In summary, this 1926 car has not run in decades, but engine is free
I did jack up one rear wheel
I Put in a new 6 volt battery but starter would not work. Very poor wiring from the 6 volt battery to the starter motor so this I know how to correct
The 6 volt battery does give good spark to the 4 coils and plugs
I then hooked a 12 volt battery with jumper cables directly to the starter. It draws a heavy amp load ( heat in jumper cables quickly) but starter motor barley turns the engine over 1 piston or 2 up then stops and stalls. Not at all nearly normal and not enough to start the car
I had put acetone, atf fluid and some oil in each cylinder a day ago.
So my question to all of you is not where should I start to replace and repair all the electrical circuit to the starter motor but where should I be trouble shooting to correct the very high torque drag on the engine ?? Thanks
Check all cables, clean til metal is bright ,that includes ground strap to the frame and starter switch.
How stiff is it to turn with the crank? If it turns reasonably easy with the crank, then the problem is isolated to the starter.
If it is stiff to crank, then if it was mine, I would try towing it with the plugs out for a mile or so in high gear (preferably with a tow bar on deserted roads, or round and around a deserted parking lot). Ideally at about 10-15 mph.
See if it loosens up.
If it loosens up then tow it a bit more with the transmission in neutral (brake lever half back.
Then tow it a bit slowly and put it in low.
This is what I would do if it was mine.
I LIKE the side lights!! Are the head lights "post mounted"? Could be a early production '26. The windshield posts might be a bit different and might be a "notch" in the cowl edge by the tops of the front doors
Change the oil for say a 5w-30.
So perhaps tomorrow drain the old oil out
perhaps pour gasoline over the high speed clutch plates ?
put in new oil and tow it ?
what are the most common causes of excessive drag ? tight rusted piston rings ? old oil seizing the high speed clutch plates /
not in neutral and brake dragging the engine brake ?
I would NOT pour gasoline on the clutch plates, kero or just oil.
Heavy old oil.
Change the oil, then check these adjustments:
Often the link is worn, and the holes in the clutch pedal and clutch arm are worn, necessitating a longer link be made to take out the excess play.
See the method here to fix that:
I agree with Rick. I flushed my 19 that had been in storage for 45 years with kerosene before trying to start it (crank only - no starter)
It started after a few pulls on the crank with a 12 volt battery connected to the coils.
Warning if you have soaked the motor with MMO you need to be outside because you will kill every mosquito in the neighborhood .

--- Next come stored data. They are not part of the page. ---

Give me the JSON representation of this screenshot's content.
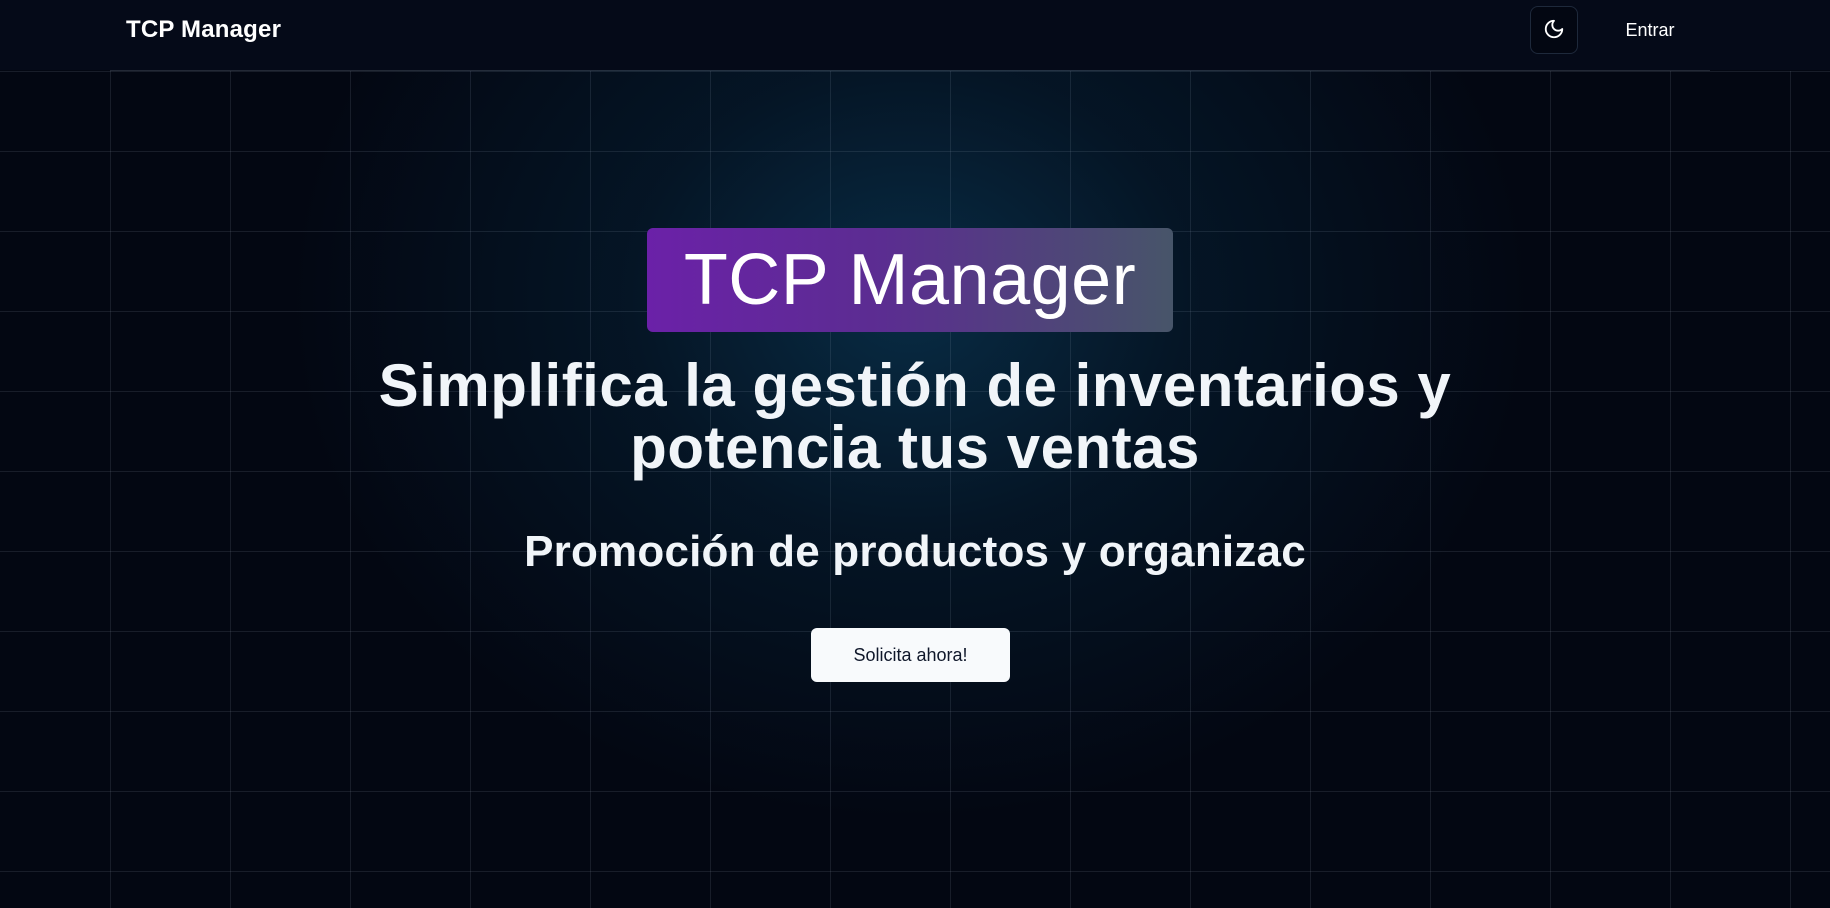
{
  "header": {
    "brand": "TCP Manager",
    "theme_toggle_icon": "moon-icon",
    "login_label": "Entrar"
  },
  "hero": {
    "badge_text": "TCP Manager",
    "title": "Simplifica la gestión de inventarios y potencia tus ventas",
    "subtitle": "Promoción de productos y organizac",
    "cta_label": "Solicita ahora!"
  },
  "colors": {
    "background": "#030712",
    "badge_gradient_start": "#6b21a8",
    "badge_gradient_end": "#475569",
    "cta_background": "#f8fafc",
    "glow": "#0c4a6e"
  }
}
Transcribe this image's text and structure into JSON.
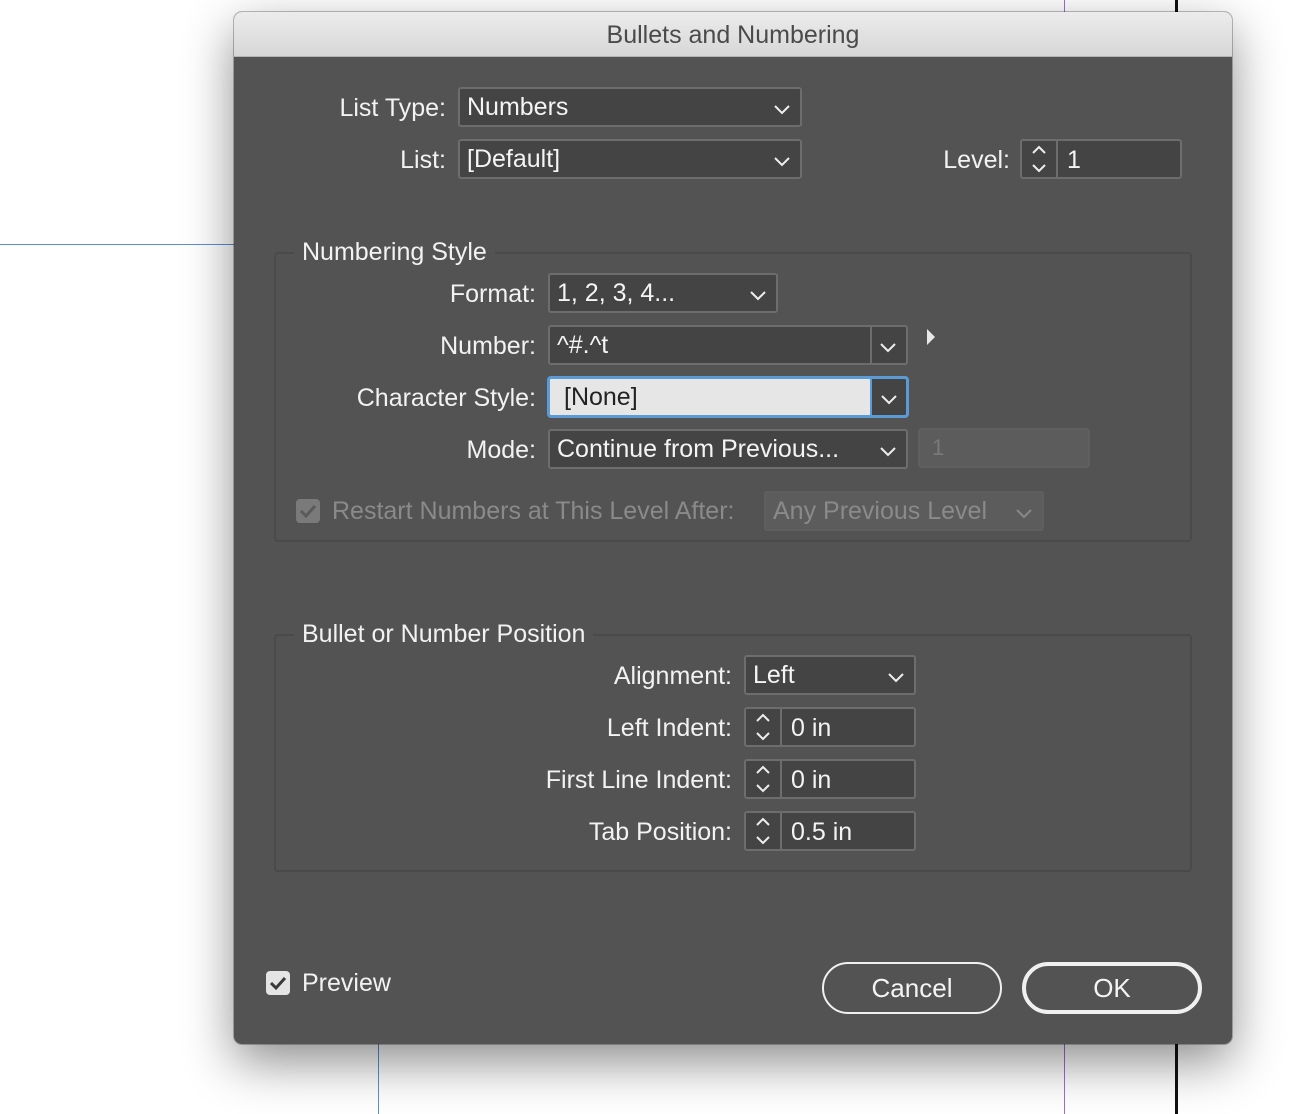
{
  "dialog": {
    "title": "Bullets and Numbering"
  },
  "list_type": {
    "label": "List Type:",
    "value": "Numbers"
  },
  "list": {
    "label": "List:",
    "value": "[Default]"
  },
  "level": {
    "label": "Level:",
    "value": "1"
  },
  "numbering_style": {
    "title": "Numbering Style",
    "format": {
      "label": "Format:",
      "value": "1, 2, 3, 4..."
    },
    "number": {
      "label": "Number:",
      "value": "^#.^t"
    },
    "character_style": {
      "label": "Character Style:",
      "value": "[None]"
    },
    "mode": {
      "label": "Mode:",
      "value": "Continue from Previous...",
      "start_value": "1"
    },
    "restart": {
      "label": "Restart Numbers at This Level After:",
      "value": "Any Previous Level",
      "checked": true
    }
  },
  "position": {
    "title": "Bullet or Number Position",
    "alignment": {
      "label": "Alignment:",
      "value": "Left"
    },
    "left_indent": {
      "label": "Left Indent:",
      "value": "0 in"
    },
    "first_line_indent": {
      "label": "First Line Indent:",
      "value": "0 in"
    },
    "tab_position": {
      "label": "Tab Position:",
      "value": "0.5 in"
    }
  },
  "preview": {
    "label": "Preview",
    "checked": true
  },
  "buttons": {
    "cancel": "Cancel",
    "ok": "OK"
  },
  "colors": {
    "dialog_bg": "#535353",
    "field_bg": "#444444",
    "focus_ring": "#5b9bd5",
    "active_field_bg": "#e6e6e6"
  },
  "icons": {
    "dropdown": "chevron-down-icon",
    "stepper": "stepper-arrows-icon",
    "disclosure": "triangle-right-icon",
    "check": "checkmark-icon"
  }
}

Fred what is MMO? Making smoke in my neighborhood for a few minutes may be fun. i will NOT use gas on the clutch assembly
Marvel Mystery Oil (MMO)
Marvel Mystery Oil.
The ingredients are a mystery but it is wonderful stuff.
I use it for everything.
It makes a good laxitative but is best for soaking rust.
I rub it on the barn fresh T to stop the rust from going further.
The only thing that is better is auto trans oil and acetone, but I haven't tried to use it as a laxitative because the acetone is a bit harsh.
Somebody else already mentioned it but I will pound on it again. Check the the ground connection!
I had lots of trouble with slow turning over and hard starting. I thought I had replaced all of the wires & cables but on reflection had only inspected the ground and not replaced it. A new 6v ground cable and tight clean connections transformed the car from a real bitch into a sweetheart.